Tentu saja, kemiskinan dan kemajemukan bukan hanya konteks berteologi asia, tetapi juga locus refleksi dan praksis berpolitik di asia. Maka di ranah politik, asketisme politik menjadi jalan yang sangat penting untuk ditempuh dalam rangka menjawab kemiskinan tanpa mengacaukan kemajemukan dalam masyarakat.
Karena itu, dalam perspektif peradaban asia, politisi sejati adalah seorang asketis sejati. Ia yang berniat menjadi bagian dari pembuatan kebijakan di legislatif, eksekutif, dan yudikatif adalah dia yang telah dengan sukarela dan penuh komitmen menolak serta membatasi hasratnya pada materi dan aneka kenikmatan duniawi.
Seorang politisi sejatinya ibarat seorang rahib miskin. Di matanya, aktivis politik adalah jalan untuk memuluskan langkah menggapai Yang Mahatinggi dan sesama. Kekuasaan dan kewenangan politisi adalah media terbaik mewartakan keluhuran hati dan kecemarlangan gagasan demi kesejahteraan bersama.
Mungkinkah kita mendapatkan 'rahib miskin' untuk menahkodai indonesia?

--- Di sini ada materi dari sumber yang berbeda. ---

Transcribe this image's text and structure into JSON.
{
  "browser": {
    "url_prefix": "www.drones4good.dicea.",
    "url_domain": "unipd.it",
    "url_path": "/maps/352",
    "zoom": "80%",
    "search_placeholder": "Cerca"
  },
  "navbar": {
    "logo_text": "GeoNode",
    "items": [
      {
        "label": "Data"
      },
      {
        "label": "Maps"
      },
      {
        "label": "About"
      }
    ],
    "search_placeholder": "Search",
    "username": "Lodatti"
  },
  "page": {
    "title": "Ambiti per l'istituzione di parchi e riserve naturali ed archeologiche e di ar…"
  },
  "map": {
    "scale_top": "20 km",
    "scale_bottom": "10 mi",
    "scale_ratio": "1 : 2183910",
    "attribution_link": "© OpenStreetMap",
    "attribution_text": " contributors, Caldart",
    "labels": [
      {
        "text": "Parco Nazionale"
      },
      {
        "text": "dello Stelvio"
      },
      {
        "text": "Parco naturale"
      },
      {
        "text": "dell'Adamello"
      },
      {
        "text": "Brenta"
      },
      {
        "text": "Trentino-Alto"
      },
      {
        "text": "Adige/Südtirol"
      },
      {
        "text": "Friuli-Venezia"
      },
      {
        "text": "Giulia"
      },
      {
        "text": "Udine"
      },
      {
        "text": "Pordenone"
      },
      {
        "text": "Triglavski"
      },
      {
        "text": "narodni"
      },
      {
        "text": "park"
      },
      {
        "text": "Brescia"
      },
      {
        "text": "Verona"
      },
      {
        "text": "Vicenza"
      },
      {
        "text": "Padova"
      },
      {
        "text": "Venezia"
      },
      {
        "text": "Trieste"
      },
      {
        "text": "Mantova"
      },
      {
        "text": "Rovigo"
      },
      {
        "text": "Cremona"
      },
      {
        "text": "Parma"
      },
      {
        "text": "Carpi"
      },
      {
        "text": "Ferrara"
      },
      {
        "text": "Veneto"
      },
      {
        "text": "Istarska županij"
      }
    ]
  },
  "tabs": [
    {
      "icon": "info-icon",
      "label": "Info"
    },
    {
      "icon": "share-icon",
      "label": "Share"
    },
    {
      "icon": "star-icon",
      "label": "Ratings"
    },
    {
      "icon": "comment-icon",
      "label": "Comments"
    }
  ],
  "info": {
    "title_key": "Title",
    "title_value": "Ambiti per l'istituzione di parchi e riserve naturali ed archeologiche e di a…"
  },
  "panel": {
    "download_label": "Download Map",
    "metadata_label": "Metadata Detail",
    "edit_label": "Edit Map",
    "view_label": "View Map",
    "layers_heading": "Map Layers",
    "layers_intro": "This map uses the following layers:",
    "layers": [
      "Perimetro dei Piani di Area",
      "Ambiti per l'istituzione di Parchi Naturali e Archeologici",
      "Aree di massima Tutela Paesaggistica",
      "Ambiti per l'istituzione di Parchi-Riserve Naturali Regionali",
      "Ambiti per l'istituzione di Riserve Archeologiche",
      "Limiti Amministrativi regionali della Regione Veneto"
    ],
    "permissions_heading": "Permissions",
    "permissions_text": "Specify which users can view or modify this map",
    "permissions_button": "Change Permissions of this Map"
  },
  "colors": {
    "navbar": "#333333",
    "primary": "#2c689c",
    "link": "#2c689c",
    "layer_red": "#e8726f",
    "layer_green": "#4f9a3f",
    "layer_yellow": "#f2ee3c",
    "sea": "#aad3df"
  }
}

Mungkin dan sangat mungkin! Karena kita lahir dari rahim peradaban yang mengenal disiplin religiositas yang bernama asketisme. Keutamaan asketis itu masih dan selalu ada karena menjadi bagian dari dimensi transendental kita. Ia brtahta di hati siapa pun yang bernama umat beriman, beragama, dan berkepercayaan.